Only two trading days remain in the year and, in the absence of any market nosedives between now and Friday, bulls will probably be pleased with the stock market’s performance in 2006. The S&P 500 Index ($SPX) has added a respectable 14.3%, the Dow Jones Industrial Average ($INDU) is up 16.74% to record highs, and the NASDAQ ($COMPQ) is up 10.24%.The gains aren’t limited to the large cap stocks of the Dow, S&P 500, or NASDAQ. The Russell 2000 Small Cap Index ($RUT) gained 18.5% and the S&P MidCap Index ($MID) rose more than 10%. In addition, nearly every sector of the market moved higher as well.
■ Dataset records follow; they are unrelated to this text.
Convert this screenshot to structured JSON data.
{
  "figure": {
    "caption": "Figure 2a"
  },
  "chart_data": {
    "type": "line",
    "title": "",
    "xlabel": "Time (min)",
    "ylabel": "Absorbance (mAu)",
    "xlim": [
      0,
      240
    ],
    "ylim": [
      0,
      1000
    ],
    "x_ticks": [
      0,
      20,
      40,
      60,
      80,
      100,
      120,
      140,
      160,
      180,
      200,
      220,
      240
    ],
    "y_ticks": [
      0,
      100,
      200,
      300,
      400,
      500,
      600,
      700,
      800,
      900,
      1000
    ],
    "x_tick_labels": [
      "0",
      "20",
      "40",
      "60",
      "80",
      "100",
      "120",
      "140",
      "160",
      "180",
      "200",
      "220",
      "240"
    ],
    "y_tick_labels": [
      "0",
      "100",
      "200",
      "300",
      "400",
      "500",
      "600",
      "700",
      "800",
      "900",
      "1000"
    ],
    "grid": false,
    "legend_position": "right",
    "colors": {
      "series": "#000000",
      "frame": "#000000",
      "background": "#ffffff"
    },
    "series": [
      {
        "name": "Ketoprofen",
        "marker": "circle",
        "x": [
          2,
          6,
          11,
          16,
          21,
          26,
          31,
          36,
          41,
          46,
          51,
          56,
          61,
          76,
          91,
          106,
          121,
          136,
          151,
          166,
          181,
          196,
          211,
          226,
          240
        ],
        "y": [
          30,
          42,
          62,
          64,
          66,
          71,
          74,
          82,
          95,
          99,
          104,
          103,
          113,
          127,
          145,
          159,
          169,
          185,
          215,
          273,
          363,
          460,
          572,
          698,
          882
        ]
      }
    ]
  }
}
Steel stocks were among the best gainers. Investor appetite for steel companies rose amid merger hopes and better pricing for the metal. So, despite concerns about slowing demand from autos and housing, stocks like AK Steel (AKS) and Chaparral Steel (CHAP) surged more than 100%. The SIG Steel Producers Index ($STQ) is up nearly 50% on the year. Tech stocks traded mostly higher. Computer stocks led the sector in 2006. The GSTI Computer Index ($GHA) surged 31.65% since December 31, 2005. Internet and software stocks also did well. However, semiconductors did not. The PHLX Semiconductor Index ($SOX) is off 2% and, at 469.97; the chip index is below its 2003 closing value of 508.21 The Dogs of the Dow ($MUT) made a comeback. The investment strategy, which involves buying the ten Dow stocks with the highest dividend yields at the beginning of the year, delivered a 27% return so far in 2006. The advance follows an 8.85% decline in 2005. Energy stocks continued their dominant performance. The Select Sector Energy Fund (XLE), which holds all of the energy-related stocks from within the S&P 500 Index, is up 18%. The gains add to a 23.4% advance in 03, a 31.8% rally in 04, and a 38.5% surge last year. Major oil companies led the rally. The AMEX Oil Index ($XOI) is up 21.4%. Meanwhile, the AMEX Natural Gas Index ($XNG) has added 12.53% and the PHLX Oil Service Index ($OSX) gained 11.1%.Brokers and banks helped lift the financials. The Select Sector Financial Fund (XLF) rallied 17.21%. Commodity-related stocks, consumer staples, retailers, and cyclicals also beat the S&P 500 Index. Utilities, airlines, and gold mining stocks also did well in 2006.